Thank you for this answer.
On Sun, Jun 19, 2016 at 1:08 AM, Amos Robinson
Hi, You might want to add inline pragmas to "inc" and so on. STRef is boxed, so it will allocate. The 'URef' type here might be useful: http://hackage.haskell.org/package/mutable-containers-0.3.2.1/docs/Data-Muta... It is just a wrapper around unboxed mutable vector, as Carter suggests.
I added INLINE pragma on all my functions and it does not change anything unfortunately. I tried the package mutable-containers and the Api is really great, but I'm surprised by the results : - PRef (Unboxed bytearray of size 1, the closest thing to an unboxed stack allocation) : 86ms - URef (Unboxed vector of size 1) : 130ms - SRef (Storable vector of size 1) : 43ms (This is an improvement !) - BRef (Boxed ref) : 137ms - STRef : 54ms (this was my baseline) This is based on the creation of the Ref using a "mutable" function such as : mutable v = asF <$> newRef v (with asF == asPRef, asURef, ...) However, if I'm providing a type signature for mutable, I got totally different results : mutable :: forall (f :: * -> *) a. (Prim a, PrimMonad f) => a -> f (MyRef (PrimState f) a) mutable v = asF <$> newRef v (with type MyRef = PRef, URef, ...) - PRef: 39ms (huge improvement, and winner as expected) - URef: 45ms - SRef: 43ms - BRef: 84ms - STRef: 54ms I don't understand the speed difference which is only impacted by the availability of a signature for mutable. Now much of the allocation due to STRef have disappears. There is still some which annoys me. Most of the allocations comes from that line : https://github.com/guibou/inversionsCount/blob/syntax/inversions.hs#L35 Which is nothing more that a boolean expression between different ST action which are reading from unboxed Vector or PRef. So I was expecting without allocation. Perhaps the fact that it uses "high level" combinators such as "<$>", "<*>" and "=<<" is responsible ?
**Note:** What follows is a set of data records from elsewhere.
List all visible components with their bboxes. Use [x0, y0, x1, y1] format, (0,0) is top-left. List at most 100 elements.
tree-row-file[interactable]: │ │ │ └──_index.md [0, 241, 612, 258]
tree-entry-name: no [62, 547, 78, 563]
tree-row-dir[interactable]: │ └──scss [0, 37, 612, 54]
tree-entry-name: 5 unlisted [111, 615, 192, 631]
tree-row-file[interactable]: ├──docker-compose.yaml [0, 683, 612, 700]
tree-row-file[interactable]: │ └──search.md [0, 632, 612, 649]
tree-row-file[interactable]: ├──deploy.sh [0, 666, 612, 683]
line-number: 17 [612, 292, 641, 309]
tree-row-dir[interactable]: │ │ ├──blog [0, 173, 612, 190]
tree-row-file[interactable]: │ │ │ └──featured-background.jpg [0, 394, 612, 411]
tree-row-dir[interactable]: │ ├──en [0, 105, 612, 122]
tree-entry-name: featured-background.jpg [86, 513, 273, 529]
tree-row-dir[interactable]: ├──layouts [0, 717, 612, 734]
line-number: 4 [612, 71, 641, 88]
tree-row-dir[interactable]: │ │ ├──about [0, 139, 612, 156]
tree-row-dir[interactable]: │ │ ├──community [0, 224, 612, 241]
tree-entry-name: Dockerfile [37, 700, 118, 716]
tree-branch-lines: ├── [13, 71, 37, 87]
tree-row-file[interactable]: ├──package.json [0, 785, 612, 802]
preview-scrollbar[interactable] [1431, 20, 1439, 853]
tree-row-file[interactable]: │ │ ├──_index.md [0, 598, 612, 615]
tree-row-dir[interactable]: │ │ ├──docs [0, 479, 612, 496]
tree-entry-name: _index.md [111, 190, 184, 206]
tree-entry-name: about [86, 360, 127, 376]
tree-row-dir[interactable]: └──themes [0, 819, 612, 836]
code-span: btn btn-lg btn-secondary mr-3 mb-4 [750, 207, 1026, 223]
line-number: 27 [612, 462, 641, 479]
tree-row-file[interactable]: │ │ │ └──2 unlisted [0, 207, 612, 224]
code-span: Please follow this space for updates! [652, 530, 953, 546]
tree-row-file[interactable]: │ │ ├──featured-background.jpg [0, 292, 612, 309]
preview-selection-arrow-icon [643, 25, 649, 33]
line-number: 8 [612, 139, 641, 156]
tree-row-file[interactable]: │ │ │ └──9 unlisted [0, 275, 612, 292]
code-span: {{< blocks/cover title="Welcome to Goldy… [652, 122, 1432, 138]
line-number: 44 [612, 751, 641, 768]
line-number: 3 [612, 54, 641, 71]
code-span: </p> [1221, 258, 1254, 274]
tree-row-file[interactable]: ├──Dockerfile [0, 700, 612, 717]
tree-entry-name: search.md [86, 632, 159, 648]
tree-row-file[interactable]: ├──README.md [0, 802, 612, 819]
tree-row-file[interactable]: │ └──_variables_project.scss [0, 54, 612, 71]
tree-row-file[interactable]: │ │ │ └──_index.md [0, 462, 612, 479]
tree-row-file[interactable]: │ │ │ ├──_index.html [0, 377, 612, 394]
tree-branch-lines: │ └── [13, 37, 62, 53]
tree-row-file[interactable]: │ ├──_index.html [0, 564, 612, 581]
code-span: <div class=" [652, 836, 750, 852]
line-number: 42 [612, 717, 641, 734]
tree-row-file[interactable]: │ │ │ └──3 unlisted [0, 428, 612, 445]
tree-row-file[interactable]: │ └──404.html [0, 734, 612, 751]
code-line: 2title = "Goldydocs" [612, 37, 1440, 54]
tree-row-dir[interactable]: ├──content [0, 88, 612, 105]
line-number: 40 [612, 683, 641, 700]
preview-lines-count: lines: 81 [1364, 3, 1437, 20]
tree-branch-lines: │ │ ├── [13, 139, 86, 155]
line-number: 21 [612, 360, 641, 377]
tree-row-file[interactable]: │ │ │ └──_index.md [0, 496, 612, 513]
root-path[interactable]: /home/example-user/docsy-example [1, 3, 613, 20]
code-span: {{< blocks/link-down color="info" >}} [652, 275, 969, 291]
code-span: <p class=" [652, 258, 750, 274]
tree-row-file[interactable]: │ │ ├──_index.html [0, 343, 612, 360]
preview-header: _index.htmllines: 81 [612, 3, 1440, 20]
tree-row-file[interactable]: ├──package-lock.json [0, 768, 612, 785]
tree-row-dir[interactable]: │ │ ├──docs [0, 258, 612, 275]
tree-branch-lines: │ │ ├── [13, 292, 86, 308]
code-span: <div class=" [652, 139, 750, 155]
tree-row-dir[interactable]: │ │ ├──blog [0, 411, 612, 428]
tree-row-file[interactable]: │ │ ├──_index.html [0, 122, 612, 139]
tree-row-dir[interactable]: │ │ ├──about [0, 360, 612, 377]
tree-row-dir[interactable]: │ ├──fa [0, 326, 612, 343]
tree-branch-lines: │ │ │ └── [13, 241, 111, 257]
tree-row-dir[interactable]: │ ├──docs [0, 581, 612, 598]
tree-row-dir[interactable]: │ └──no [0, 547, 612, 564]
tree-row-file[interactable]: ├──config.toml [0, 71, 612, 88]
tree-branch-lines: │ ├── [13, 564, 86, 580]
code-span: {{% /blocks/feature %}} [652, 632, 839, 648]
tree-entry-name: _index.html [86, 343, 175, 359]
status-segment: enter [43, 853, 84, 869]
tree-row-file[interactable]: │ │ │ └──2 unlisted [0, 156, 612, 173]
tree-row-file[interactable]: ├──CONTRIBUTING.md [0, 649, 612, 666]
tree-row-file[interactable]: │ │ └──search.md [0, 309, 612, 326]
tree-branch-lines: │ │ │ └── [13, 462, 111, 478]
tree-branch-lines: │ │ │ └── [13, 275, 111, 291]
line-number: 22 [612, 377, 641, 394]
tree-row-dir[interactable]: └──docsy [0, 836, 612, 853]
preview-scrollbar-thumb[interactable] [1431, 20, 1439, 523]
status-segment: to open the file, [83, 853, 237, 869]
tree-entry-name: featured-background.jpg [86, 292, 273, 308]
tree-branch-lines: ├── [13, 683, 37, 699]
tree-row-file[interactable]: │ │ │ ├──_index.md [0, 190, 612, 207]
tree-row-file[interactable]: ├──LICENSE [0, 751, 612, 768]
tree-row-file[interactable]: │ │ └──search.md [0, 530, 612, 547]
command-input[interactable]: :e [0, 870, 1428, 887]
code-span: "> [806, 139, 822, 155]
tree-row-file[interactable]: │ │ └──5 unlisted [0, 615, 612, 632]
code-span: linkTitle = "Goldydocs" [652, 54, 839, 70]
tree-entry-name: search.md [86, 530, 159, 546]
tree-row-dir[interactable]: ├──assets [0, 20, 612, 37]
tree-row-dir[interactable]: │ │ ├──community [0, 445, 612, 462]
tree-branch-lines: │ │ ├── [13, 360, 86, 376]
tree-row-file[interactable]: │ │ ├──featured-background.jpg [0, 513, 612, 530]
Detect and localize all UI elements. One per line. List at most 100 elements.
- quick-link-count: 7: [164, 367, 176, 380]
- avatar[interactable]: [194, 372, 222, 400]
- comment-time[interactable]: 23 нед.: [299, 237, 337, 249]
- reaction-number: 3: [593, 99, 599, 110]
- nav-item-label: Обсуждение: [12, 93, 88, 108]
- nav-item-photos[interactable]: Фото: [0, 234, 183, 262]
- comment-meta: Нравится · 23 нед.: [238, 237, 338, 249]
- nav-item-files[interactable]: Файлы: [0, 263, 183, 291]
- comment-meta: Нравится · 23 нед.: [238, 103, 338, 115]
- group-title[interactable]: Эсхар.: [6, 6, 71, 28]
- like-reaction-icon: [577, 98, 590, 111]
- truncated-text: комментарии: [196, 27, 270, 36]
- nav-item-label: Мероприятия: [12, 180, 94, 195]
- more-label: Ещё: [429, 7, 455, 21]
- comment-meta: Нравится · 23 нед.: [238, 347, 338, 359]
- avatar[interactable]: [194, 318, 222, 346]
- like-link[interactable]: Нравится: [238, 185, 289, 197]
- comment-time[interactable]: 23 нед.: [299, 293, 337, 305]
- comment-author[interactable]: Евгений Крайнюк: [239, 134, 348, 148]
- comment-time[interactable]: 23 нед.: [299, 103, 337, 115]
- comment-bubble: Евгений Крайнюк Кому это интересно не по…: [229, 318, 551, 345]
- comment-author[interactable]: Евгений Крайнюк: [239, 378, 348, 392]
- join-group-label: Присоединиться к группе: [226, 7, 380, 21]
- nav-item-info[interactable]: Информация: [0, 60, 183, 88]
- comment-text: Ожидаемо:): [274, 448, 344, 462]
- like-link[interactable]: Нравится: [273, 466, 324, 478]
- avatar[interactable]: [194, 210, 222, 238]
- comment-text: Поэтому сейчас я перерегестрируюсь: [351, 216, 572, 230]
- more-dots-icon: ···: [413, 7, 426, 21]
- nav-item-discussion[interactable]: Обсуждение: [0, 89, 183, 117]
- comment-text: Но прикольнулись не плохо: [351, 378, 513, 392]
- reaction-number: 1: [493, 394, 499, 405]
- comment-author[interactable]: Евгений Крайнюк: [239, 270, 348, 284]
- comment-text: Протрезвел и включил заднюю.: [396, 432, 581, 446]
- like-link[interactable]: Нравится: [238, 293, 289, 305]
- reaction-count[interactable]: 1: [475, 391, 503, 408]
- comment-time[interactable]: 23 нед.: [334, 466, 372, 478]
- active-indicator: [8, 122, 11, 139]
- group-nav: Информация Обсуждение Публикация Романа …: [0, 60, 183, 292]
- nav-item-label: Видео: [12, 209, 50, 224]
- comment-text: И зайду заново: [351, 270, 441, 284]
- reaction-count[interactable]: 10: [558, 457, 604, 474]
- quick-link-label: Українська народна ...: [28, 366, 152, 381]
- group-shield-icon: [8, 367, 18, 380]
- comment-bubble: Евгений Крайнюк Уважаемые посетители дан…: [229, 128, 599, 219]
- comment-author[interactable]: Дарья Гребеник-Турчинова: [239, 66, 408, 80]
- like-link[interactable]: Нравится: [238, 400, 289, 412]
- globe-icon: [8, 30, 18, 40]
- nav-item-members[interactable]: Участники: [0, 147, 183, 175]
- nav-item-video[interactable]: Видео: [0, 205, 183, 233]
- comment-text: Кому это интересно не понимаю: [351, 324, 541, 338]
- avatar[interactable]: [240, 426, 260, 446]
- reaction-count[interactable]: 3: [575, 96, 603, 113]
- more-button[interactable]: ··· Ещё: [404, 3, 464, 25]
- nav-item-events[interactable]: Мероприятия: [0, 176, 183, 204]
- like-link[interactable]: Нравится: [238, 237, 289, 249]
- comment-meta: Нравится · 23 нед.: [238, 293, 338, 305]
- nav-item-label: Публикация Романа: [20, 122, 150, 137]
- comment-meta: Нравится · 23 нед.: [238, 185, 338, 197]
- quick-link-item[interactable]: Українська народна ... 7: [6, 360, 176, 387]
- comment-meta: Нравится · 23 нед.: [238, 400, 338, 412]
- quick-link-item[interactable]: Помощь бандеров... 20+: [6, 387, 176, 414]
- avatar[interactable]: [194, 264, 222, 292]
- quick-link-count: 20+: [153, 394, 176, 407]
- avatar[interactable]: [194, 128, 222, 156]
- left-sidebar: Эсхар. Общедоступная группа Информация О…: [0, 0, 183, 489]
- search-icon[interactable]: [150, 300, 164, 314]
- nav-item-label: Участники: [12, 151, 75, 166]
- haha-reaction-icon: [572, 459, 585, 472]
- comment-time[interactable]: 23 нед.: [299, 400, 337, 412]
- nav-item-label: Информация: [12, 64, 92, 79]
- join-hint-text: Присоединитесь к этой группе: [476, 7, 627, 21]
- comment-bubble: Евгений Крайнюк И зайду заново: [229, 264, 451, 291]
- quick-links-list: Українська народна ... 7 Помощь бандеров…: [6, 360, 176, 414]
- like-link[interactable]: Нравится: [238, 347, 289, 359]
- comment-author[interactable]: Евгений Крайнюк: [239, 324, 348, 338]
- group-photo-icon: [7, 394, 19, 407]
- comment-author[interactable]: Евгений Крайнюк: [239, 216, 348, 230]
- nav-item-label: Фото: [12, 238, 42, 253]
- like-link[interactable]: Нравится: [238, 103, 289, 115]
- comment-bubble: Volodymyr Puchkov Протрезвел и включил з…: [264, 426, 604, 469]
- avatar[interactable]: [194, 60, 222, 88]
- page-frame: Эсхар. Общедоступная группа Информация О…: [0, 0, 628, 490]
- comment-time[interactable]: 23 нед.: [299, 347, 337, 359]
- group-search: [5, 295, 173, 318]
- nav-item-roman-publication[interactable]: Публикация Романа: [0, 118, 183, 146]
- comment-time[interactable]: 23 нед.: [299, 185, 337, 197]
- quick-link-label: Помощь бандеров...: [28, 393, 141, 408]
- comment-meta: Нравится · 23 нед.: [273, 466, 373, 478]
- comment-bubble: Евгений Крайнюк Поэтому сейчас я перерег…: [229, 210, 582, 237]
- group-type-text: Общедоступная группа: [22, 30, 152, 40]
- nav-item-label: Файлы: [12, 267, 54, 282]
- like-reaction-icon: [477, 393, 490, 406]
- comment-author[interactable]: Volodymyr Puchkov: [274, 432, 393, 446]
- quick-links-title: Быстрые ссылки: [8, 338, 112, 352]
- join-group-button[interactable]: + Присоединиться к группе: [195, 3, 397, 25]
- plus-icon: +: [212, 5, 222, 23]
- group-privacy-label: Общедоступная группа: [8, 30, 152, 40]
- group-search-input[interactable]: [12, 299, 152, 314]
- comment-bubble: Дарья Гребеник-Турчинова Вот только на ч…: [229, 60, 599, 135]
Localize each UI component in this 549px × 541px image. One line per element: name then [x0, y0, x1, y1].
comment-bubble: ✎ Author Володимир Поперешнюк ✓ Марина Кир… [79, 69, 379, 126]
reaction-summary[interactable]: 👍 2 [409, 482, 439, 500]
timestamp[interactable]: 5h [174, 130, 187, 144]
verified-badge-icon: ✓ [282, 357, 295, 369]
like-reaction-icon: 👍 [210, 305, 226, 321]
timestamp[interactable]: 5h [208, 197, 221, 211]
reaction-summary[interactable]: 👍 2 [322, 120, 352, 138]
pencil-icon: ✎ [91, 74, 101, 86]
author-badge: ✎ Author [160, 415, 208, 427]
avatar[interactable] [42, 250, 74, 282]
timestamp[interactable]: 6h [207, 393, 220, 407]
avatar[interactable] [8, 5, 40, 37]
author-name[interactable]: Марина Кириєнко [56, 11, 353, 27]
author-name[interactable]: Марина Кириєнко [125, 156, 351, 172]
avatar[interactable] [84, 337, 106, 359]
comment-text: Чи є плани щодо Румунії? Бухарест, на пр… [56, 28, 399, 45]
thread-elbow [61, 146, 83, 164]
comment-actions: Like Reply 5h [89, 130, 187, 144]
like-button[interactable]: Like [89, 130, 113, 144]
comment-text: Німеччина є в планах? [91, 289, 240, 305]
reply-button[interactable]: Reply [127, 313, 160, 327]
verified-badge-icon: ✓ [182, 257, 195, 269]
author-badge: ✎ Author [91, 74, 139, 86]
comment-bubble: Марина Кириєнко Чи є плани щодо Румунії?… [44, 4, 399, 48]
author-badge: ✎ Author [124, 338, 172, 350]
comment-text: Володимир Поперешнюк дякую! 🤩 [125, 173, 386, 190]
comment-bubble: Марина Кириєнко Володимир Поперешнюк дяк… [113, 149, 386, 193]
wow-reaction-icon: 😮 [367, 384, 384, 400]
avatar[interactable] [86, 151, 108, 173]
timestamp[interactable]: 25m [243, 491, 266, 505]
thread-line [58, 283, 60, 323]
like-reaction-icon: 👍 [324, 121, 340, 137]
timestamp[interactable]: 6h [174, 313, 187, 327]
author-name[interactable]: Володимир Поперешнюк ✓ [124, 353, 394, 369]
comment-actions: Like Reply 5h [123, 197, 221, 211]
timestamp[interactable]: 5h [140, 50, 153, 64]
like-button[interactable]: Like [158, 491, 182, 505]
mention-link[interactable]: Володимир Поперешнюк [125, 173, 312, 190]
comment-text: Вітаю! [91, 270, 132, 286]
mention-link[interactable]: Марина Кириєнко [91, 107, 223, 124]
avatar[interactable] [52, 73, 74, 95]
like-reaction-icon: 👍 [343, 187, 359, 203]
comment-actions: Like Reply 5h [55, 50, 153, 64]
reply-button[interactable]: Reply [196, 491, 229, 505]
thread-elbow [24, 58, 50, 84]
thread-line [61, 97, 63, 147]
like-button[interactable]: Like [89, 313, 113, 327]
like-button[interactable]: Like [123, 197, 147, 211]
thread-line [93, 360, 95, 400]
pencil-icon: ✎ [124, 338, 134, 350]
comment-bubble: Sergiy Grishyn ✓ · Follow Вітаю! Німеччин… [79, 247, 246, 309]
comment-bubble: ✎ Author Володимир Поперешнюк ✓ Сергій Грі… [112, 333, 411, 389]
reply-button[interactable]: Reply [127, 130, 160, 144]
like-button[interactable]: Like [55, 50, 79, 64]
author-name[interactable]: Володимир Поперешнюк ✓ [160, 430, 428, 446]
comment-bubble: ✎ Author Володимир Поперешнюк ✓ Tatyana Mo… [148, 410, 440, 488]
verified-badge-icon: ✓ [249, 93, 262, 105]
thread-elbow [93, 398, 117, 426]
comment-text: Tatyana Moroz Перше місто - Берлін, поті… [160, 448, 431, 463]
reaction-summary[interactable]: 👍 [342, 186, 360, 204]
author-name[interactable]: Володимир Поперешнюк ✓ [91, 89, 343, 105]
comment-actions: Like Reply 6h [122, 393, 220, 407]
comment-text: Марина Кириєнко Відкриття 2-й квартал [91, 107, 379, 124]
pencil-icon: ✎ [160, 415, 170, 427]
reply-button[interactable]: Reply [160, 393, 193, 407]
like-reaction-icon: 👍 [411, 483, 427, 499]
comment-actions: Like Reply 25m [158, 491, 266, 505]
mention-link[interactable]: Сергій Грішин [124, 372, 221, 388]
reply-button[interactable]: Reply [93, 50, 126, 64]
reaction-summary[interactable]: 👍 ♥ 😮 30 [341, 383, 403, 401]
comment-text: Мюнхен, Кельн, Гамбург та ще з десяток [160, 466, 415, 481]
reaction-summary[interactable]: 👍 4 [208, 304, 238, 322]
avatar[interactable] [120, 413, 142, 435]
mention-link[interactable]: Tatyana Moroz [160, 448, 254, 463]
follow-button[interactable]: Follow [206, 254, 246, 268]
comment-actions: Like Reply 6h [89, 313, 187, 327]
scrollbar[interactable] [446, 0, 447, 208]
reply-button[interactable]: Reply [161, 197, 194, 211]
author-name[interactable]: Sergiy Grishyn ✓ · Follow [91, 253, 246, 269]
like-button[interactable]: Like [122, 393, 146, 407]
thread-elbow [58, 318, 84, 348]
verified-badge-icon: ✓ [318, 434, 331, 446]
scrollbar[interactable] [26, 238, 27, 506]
The sad story is that in my experience, if you really want decent performance you will have to dump the Core and inspect it by hand. You'd then add inline and bang patterns based on the Core. I do not recommend it as a relaxing weekend exercise. I usually use an invocation something like:
ghc -ddump-prep -dppr-case-as-let -dsuppress-all -fforce-recomp inversions.hs > inversions.hscore
Thank you ;) For now I rather prefer reading intel x86 assembler than GHC core, but today is a rainy day, so I'll use it to start my understanding of the GHC core ;) -- G.